Fatigue can never be fully explained by a simple rise in plasma-[K+ ] only. Many other signals are integrated in the CNS before a person feels fatigued.
Endurance athletics in a hot and humid environment can increase the temperature of the body core to more than 41 oC. Such a level is dangerous to the brain and CNS symptoms and signs develop severe fatigue, headache, dizziness, nausea, confusion, staggering gait, unconsciousness, and profuse sweating. When the victim suddenly faints, this is termed heat stroke, which can be fatal.
2. Sport injuries
Five typical categories of sport injuries are considered here.
1. Runners are almost always damaged when working at a too high velocity or high velocity combined with turning or jumping. The force applied to the feet of a 75 kg person while walking is around (Gravity acceleration * body weight) = (9.807 m s-2 * 75 kg) = 750 kg m s-2 or 750 Newton. The force applied to the feet while running is 3-4 fold larger
Four typical injuries of runners are shown in Fig. 18-9.
Fig. 18-9:Two athletes showing four frequent leg and foot injuries attended by running.
The typical injuries are 1) muscle fibre lesions (myopathy with tender muscles), 2) tendosynovitis (shin splint) of the tibial posterior muscle, 3) tendinitis or rupture of the Achilles tendon, and 4) subluxation of the peroneus muscle tendon. 5) Dome fractures are osteochondral fractures from the talus with pain during running. This often occurs as a complication after a foot distortion, which does not heal. 6) Stress fractures are consequences of walking long distances but are also found after distance running and basketball.

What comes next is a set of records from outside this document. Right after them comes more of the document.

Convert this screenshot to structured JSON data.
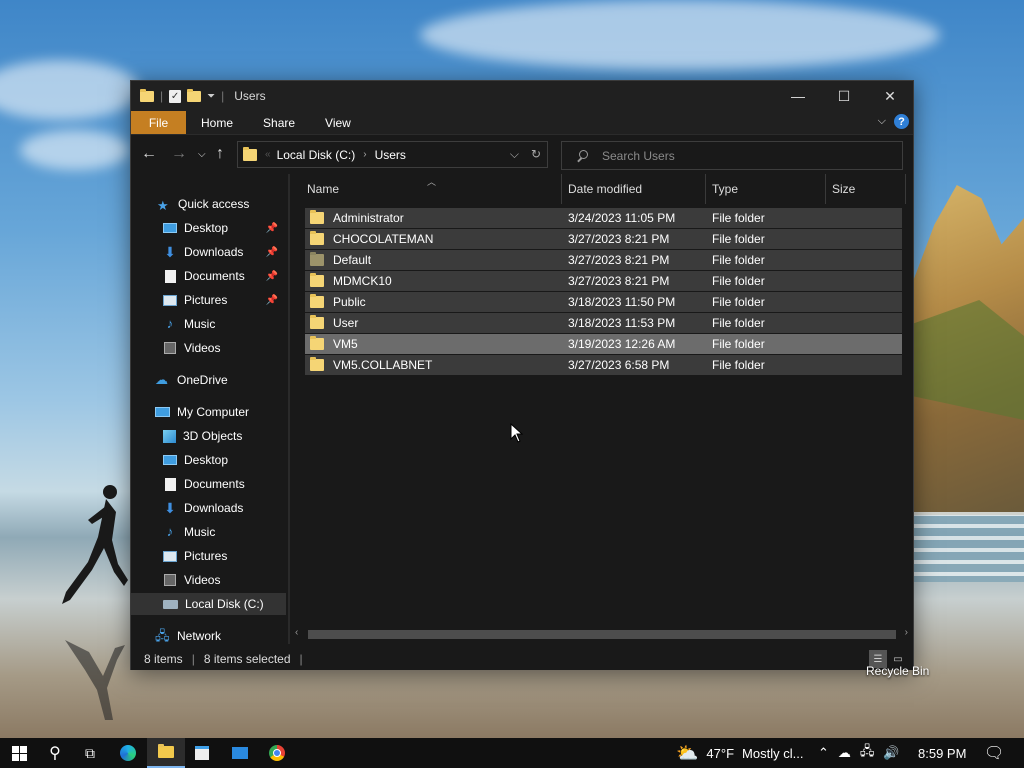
{
  "window": {
    "title": "Users",
    "controls": {
      "minimize": "—",
      "maximize": "☐",
      "close": "✕"
    }
  },
  "ribbon": {
    "tabs": [
      "File",
      "Home",
      "Share",
      "View"
    ],
    "help": "?"
  },
  "address": {
    "crumbs": [
      "Local Disk (C:)",
      "Users"
    ]
  },
  "search": {
    "placeholder": "Search Users"
  },
  "nav": {
    "quick_access": "Quick access",
    "quick_items": [
      {
        "label": "Desktop",
        "icon": "desktop-icon",
        "pinned": true
      },
      {
        "label": "Downloads",
        "icon": "download-arrow-icon",
        "pinned": true
      },
      {
        "label": "Documents",
        "icon": "document-icon",
        "pinned": true
      },
      {
        "label": "Pictures",
        "icon": "picture-icon",
        "pinned": true
      },
      {
        "label": "Music",
        "icon": "music-note-icon",
        "pinned": false
      },
      {
        "label": "Videos",
        "icon": "video-icon",
        "pinned": false
      }
    ],
    "onedrive": "OneDrive",
    "my_computer": "My Computer",
    "pc_items": [
      {
        "label": "3D Objects",
        "icon": "3d-objects-icon"
      },
      {
        "label": "Desktop",
        "icon": "desktop-icon"
      },
      {
        "label": "Documents",
        "icon": "document-icon"
      },
      {
        "label": "Downloads",
        "icon": "download-arrow-icon"
      },
      {
        "label": "Music",
        "icon": "music-note-icon"
      },
      {
        "label": "Pictures",
        "icon": "picture-icon"
      },
      {
        "label": "Videos",
        "icon": "video-icon"
      },
      {
        "label": "Local Disk (C:)",
        "icon": "local-disk-icon",
        "selected": true
      }
    ],
    "network": "Network"
  },
  "columns": {
    "name": "Name",
    "date": "Date modified",
    "type": "Type",
    "size": "Size"
  },
  "files": [
    {
      "name": "Administrator",
      "date": "3/24/2023 11:05 PM",
      "type": "File folder"
    },
    {
      "name": "CHOCOLATEMAN",
      "date": "3/27/2023 8:21 PM",
      "type": "File folder"
    },
    {
      "name": "Default",
      "date": "3/27/2023 8:21 PM",
      "type": "File folder",
      "hidden": true
    },
    {
      "name": "MDMCK10",
      "date": "3/27/2023 8:21 PM",
      "type": "File folder"
    },
    {
      "name": "Public",
      "date": "3/18/2023 11:50 PM",
      "type": "File folder"
    },
    {
      "name": "User",
      "date": "3/18/2023 11:53 PM",
      "type": "File folder"
    },
    {
      "name": "VM5",
      "date": "3/19/2023 12:26 AM",
      "type": "File folder",
      "hover": true
    },
    {
      "name": "VM5.COLLABNET",
      "date": "3/27/2023 6:58 PM",
      "type": "File folder"
    }
  ],
  "status": {
    "count": "8 items",
    "selected": "8 items selected"
  },
  "desktop": {
    "recycle_bin": "Recycle Bin"
  },
  "taskbar": {
    "weather_temp": "47°F",
    "weather_text": "Mostly cl...",
    "time": "8:59 PM"
  },
  "colors": {
    "file_tab": "#c57f22",
    "selection": "#3b3b3b",
    "hover": "#6c6c6c",
    "accent": "#2f7fd6"
  }
}
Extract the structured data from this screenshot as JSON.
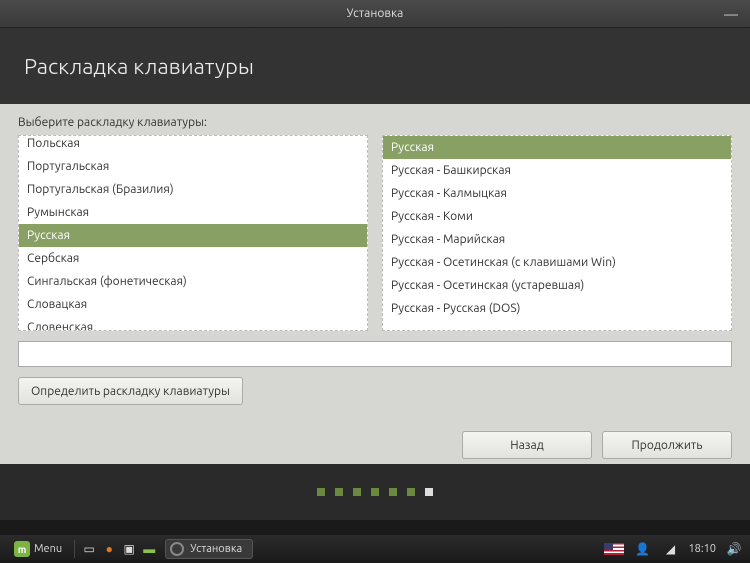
{
  "window": {
    "title": "Установка",
    "minimize": "—"
  },
  "header": {
    "title": "Раскладка клавиатуры"
  },
  "prompt": "Выберите раскладку клавиатуры:",
  "layouts": {
    "items": [
      "Польская",
      "Португальская",
      "Португальская (Бразилия)",
      "Румынская",
      "Русская",
      "Сербская",
      "Сингальская (фонетическая)",
      "Словацкая",
      "Словенская"
    ],
    "selectedIndex": 4
  },
  "variants": {
    "items": [
      "Русская",
      "Русская - Башкирская",
      "Русская - Калмыцкая",
      "Русская - Коми",
      "Русская - Марийская",
      "Русская - Осетинская (с клавишами Win)",
      "Русская - Осетинская (устаревшая)",
      "Русская - Русская (DOS)"
    ],
    "selectedIndex": 0
  },
  "test_input": {
    "value": "",
    "placeholder": ""
  },
  "buttons": {
    "detect": "Определить раскладку клавиатуры",
    "back": "Назад",
    "continue": "Продолжить"
  },
  "progress": {
    "total": 7,
    "current": 6
  },
  "taskbar": {
    "menu": "Menu",
    "app": "Установка",
    "clock": "18:10"
  }
}
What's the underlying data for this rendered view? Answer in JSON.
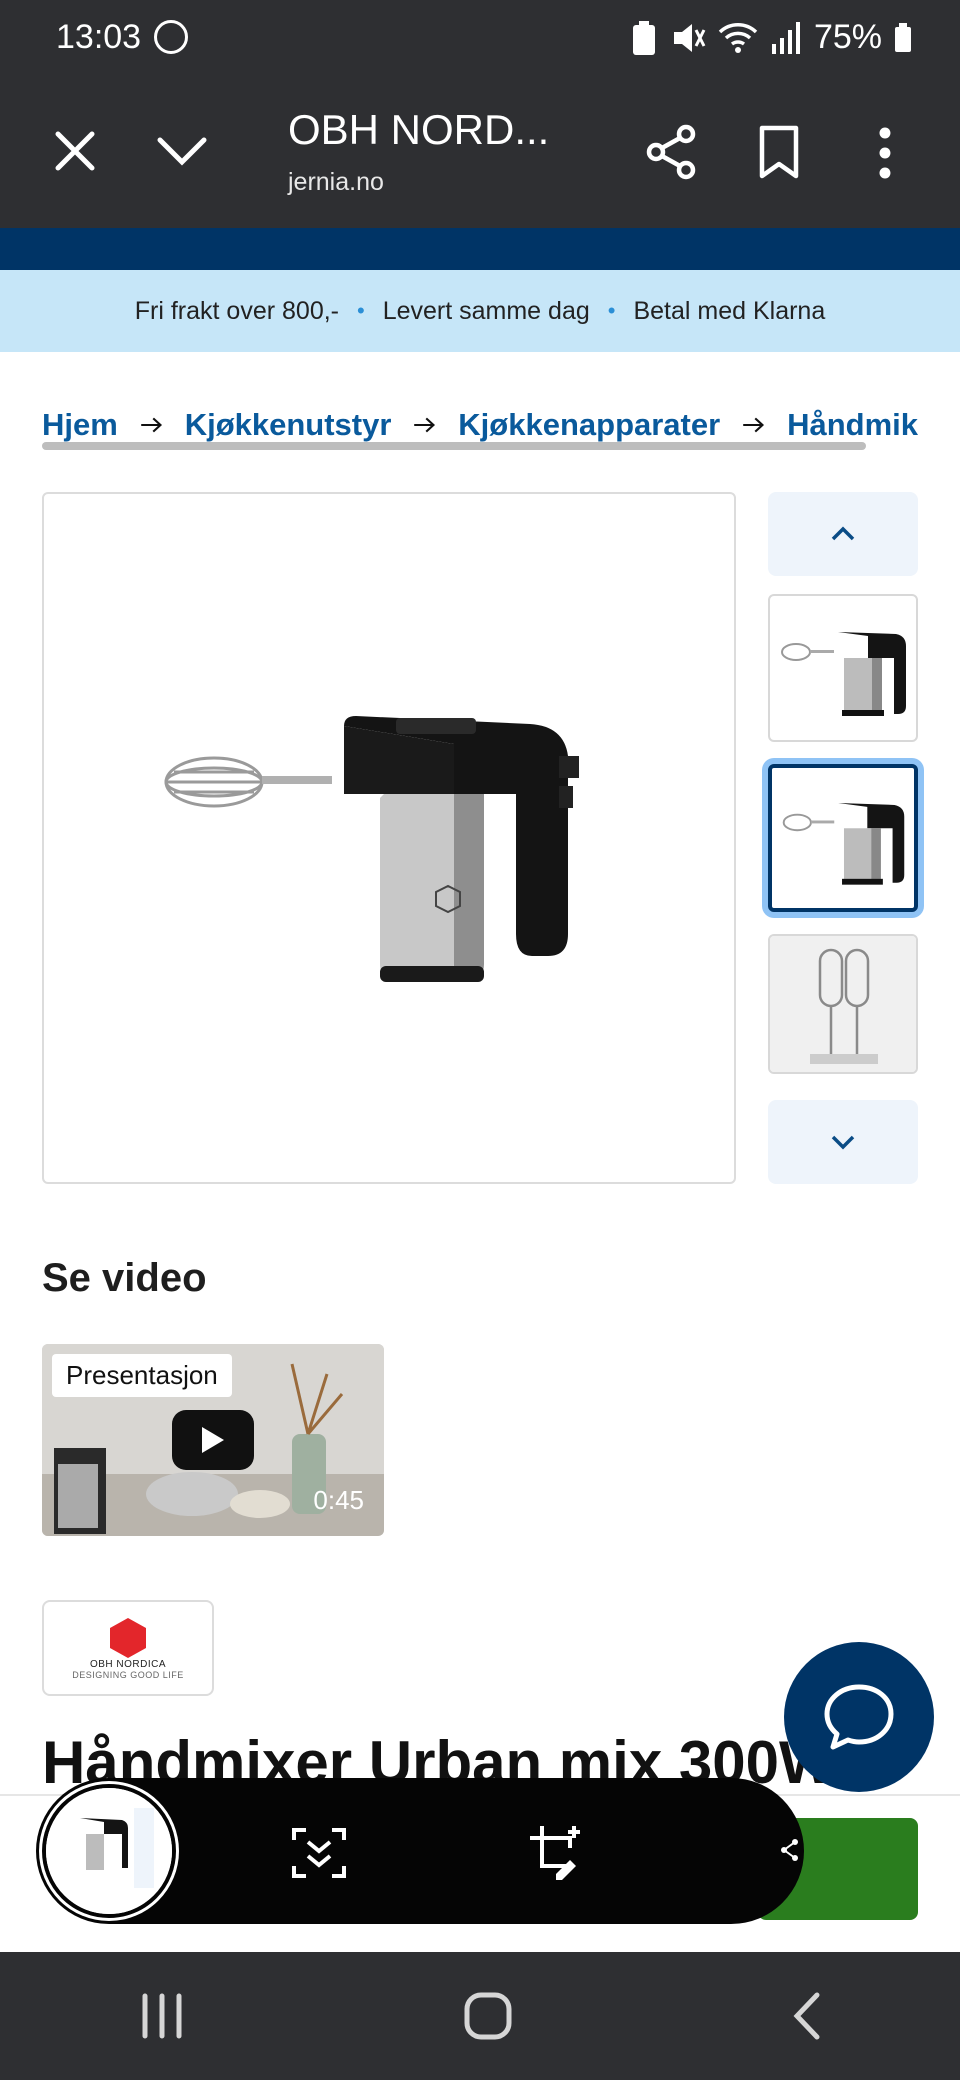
{
  "status": {
    "time": "13:03",
    "battery": "75%"
  },
  "browser": {
    "title": "OBH NORD...",
    "domain": "jernia.no"
  },
  "info_bar": {
    "items": [
      "Fri frakt over 800,-",
      "Levert samme dag",
      "Betal med Klarna"
    ]
  },
  "breadcrumb": {
    "items": [
      "Hjem",
      "Kjøkkenutstyr",
      "Kjøkkenapparater",
      "Håndmik"
    ]
  },
  "video_section": {
    "heading": "Se video",
    "label": "Presentasjon",
    "duration": "0:45"
  },
  "brand": {
    "name": "OBH NORDICA",
    "tagline": "DESIGNING GOOD LIFE"
  },
  "product": {
    "title": "Håndmixer Urban mix 300W"
  },
  "colors": {
    "navy": "#003466",
    "link": "#0a5a9c",
    "info_band": "#c6e6f8",
    "buy": "#2a7d1e",
    "brand_red": "#e3262b"
  }
}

These injuries occur during activities (athletes, ball players) with acceleration and deceleration by running or jumping in different directions. Quite often, the athlete is damaged following a break in the training. Even a few days of absence are enough. The athlete starts out too rapidly in order to compensate for the break in the training schedule.
2. Brain injuries (boxing) are known from serious accidents during many types of sport - in particular boxing. Even the elegant boxing legend, Muhammad Ali, was seriously injured during a long - although rather successful - carrier.
Acute brain damage or brain contusion includes deeper brain structures with neuronal damage, increased intracranial pressure and brain ischaemia (Fig. 18-10). Head injury during boxing can result in epidural haematoma (cranial fracture with rupture of the middle meningeal artery). The boxer hits the floor, is unconscious, wakes up and appears in good condition. Suddenly, he collapses again, and develops hemiplegia or die. The development of subdural haematoma is insidious venous bleeding sometimes with a latency of weeks between the head injury and the clinical phenomena (Chapter 7). CT scanning confirms the diagnosis. In chronic subdural haematoma there is a slow development of headache, drowsiness, confusion, sensory losses, hemiparesis, stupor and coma.
Fig. 18-10: Professional boxer with typical damages from the carrier.
Incomplete recovery from brain damage impairs higher cerebral function, with damages of locomotion (hemiplegia), and of psychological functions (Fig 18-10). The end result for the so-called punch-drunk boxer is chronic traumatic encephalopathy with dementia, post-traumatic epilepsy and other neurological disorders (Chapter 4).
3.Ball play damages. Cruciate ligament lesions are common from ball play (ie, handball, football, baseball, basket and volleyball).
Basketball players often land on the toe tip from height and eventually develop exostoses. The exostosis hallucis is called basketball toe. The nail is tender and the exostosis has to be surgically removed.
The tibial anterior muscle originates on the tibia and passes to the navicular bone. Tendinitis in the tendon of this muscle leads to oedema, pain and crepitation.
Fig. 18-11: Soccer, baseball and basketball players are shown with typical injuries from the sport.